Senate Majority Leader Mitch McConnell’s spokesperson says he won’t consent to the Senate reconvening before January 19, despite Democrat calls for it, likely pushing the Donald Trump impeachment trial into the Biden presidency.
Senate Minority Leader Chuck Schumer (D-New York) had been seeking for Senate members to return to work before January 19 in light of the House’s vote on impeachment Wednesday, which many experts feel the Democrat-controlled chamber will vote in favor of.
However, McConnell’s office has reportedly reached out to Schumer’s and said he will not agree to reconvene the Senate under the 2004 emergency authorities. Schumer needed McConnell’s agreement, but the Kentucky Republican has said through a spokesperson that the timing simply doesn’t work.
“Even if we started a trial yesterday, there’s not enough time to remove him from office,” an official with McConnell’s office said in a statement.
It’s unclear what the path forward for impeachment will be if the House votes in favor of it, as the Senate would not be able to begin an impeachment trial until Joe Biden
has already been sworn in.
After various reports that he was supportive of impeachment proceedings against Trump, McConnell said on Wednesday that he will “listen to legal arguments when they are presented to the Senate,” but he has “not made a final decision” on which way he will vote.

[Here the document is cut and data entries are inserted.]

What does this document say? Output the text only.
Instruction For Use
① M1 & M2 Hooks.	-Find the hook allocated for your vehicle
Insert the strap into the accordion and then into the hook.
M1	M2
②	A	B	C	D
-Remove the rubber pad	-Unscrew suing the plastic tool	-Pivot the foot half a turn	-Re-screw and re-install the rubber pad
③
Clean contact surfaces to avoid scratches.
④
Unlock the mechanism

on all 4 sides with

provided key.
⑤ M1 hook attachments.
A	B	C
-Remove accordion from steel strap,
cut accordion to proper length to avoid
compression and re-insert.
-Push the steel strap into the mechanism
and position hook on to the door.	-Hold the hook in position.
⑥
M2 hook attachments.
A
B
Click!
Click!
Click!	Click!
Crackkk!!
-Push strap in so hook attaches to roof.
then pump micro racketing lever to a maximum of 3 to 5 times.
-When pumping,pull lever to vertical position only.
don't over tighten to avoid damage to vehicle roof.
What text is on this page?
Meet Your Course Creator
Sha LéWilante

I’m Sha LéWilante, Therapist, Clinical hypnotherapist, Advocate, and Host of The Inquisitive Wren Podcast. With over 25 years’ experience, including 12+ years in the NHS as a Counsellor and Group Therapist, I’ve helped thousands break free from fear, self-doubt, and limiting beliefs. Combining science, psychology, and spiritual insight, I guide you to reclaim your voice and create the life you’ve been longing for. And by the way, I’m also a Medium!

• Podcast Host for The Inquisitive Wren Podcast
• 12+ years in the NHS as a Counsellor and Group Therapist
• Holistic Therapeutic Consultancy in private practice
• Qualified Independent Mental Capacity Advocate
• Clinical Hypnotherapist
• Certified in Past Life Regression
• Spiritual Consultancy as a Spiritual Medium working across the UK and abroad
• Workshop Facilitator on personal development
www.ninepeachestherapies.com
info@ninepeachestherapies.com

In a memo sent to colleagues last week, McConnell said all 100 members of the Senate would need to consent to reconvene before January 19 for them to take up an impeachment resolution before Trump leaves office.
Under emergency authority, however, the Senate majority and minority leader can call for a session if they both agree.
“There was legislation passed in 2004 that allows the Senate minority and majority leader to jointly reconvene the Senate in times of emergency. This is a time of emergency,” Schumer, who will soon be the Senate majority leader, said this week.
The impeachment article in the House has accused Trump of “inciting an insurrection,” referring to the storming of the US Capitol last week by supporters following a Save America rally where the president spoke and continued to push election-fraud accusations.